(First off, let me apologize for the banner pic; I know it’s lame, but you try Googling “veep debate” and finding anything other than a million billion pictures of Joe Biden and fucking Paul Ryan. It seems inconsequential, but I find stills vastly superior to posters. Maybe I’m the only one.)
Tonight’s episode of Veep finds Selina in a bad way. She’s gotten a pixie haircut that no one seems to like, an eye twitch that she can’t get rid of, and her appearance in the debate makes her come off like a totalitarian, with the way she keeps repeating the word “repel.”
Debates are fertile ground for politically-minded shows, as Parks and Recreation proved in its fourth season episode “The Debate.” Unfortunately, Veep seems content to do little more than pick at low-hanging fruit. There are some narrative elements to the half hour that cleverly subvert expectations, but ultimately it was a sadly predictable installment of one of television’s smartest, nastiest shows.

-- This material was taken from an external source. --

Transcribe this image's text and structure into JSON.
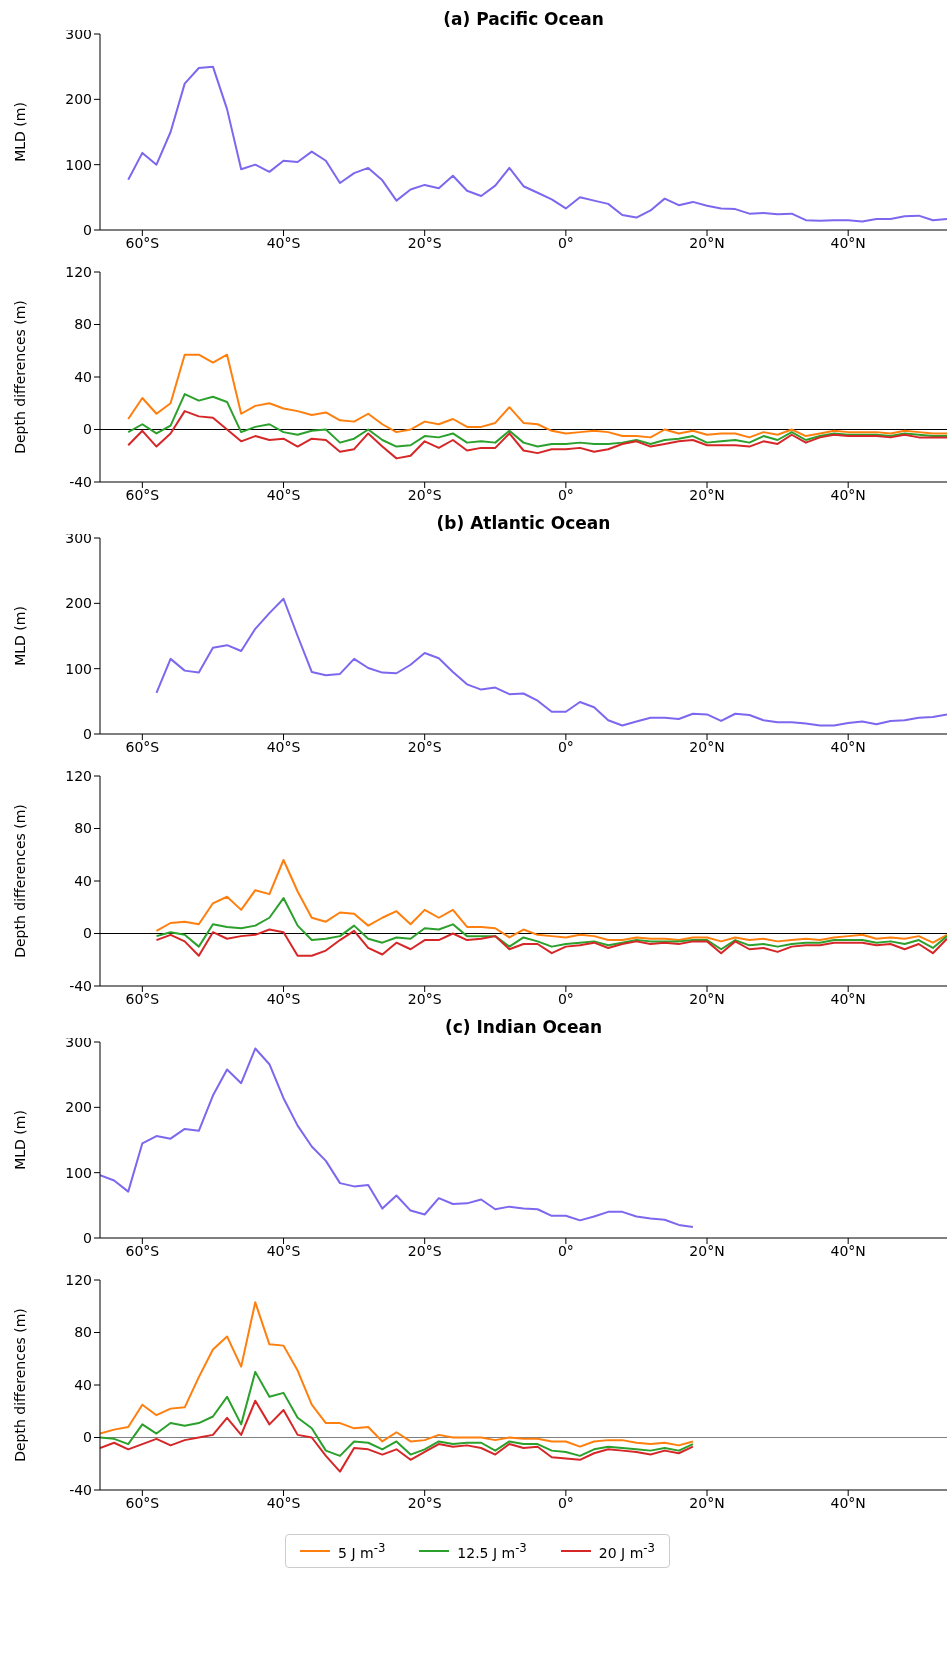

Selina is pitted against former Secretary of Defense, George Maddox, Minnesota governor Danny Chung, former baseball manager Joe Thornhill, and young congressman Owen Pierce. Pierce, while not given many lines, nonetheless generates most of the episode’s laughs. He’s clearly a punching bag, and his dependance on his glass of water is a reference to Marcu Rubio that can’t even be called “thinly veiled.” And his reliance on a prop – in this case, a sink stopper – perfectly encapsulated the inanity and childishness that Washington can devolve into with depressing frequency.
The nicest surprise of “Debate” is that George Maddox, Selina’s chief rival, completely botches his time on stage. Her real competition is Joe Thornhill, who is more or less a walking soundboard. Congressman Furlong (Dan Bakkedahl) does a good impression of Thornhill: “Baseball.” That’s a good way to shift gears, and it’s refreshingly unexpected this late in the season.
Dan is back as well, fresh from his nervous breakdown and sporting a regulation Depression Beard. (Kent Davison tells him to shave because he lacks “the facial gravitas for a beard.” As a beard wearer myself, I want to say, thank for sticking up for us, Veep!) Dan is suspiciously polite and friendly, even offering to get Mike coffee, but his old self comes rushing back after Maddox’s lackluster performance. “Go fuck yourself, Jack and the Freakstalk,” he tells Jonah, smiling the whole time. It’s good to have the ol’ heartless bastard back.
Overall, “Debate” was a decent, if forgettable, episode of Veep. Even at its worst – which “Debate” was not – Veep is still compulsively watchable, and if it sounds like I’m rationalizing, well, I kinda am. Veep is the most gleefully, innovatively profane show on the air right now, and at times it’s capable of producing genuinely hysterical television. “Debate,” alas, was not one of those times.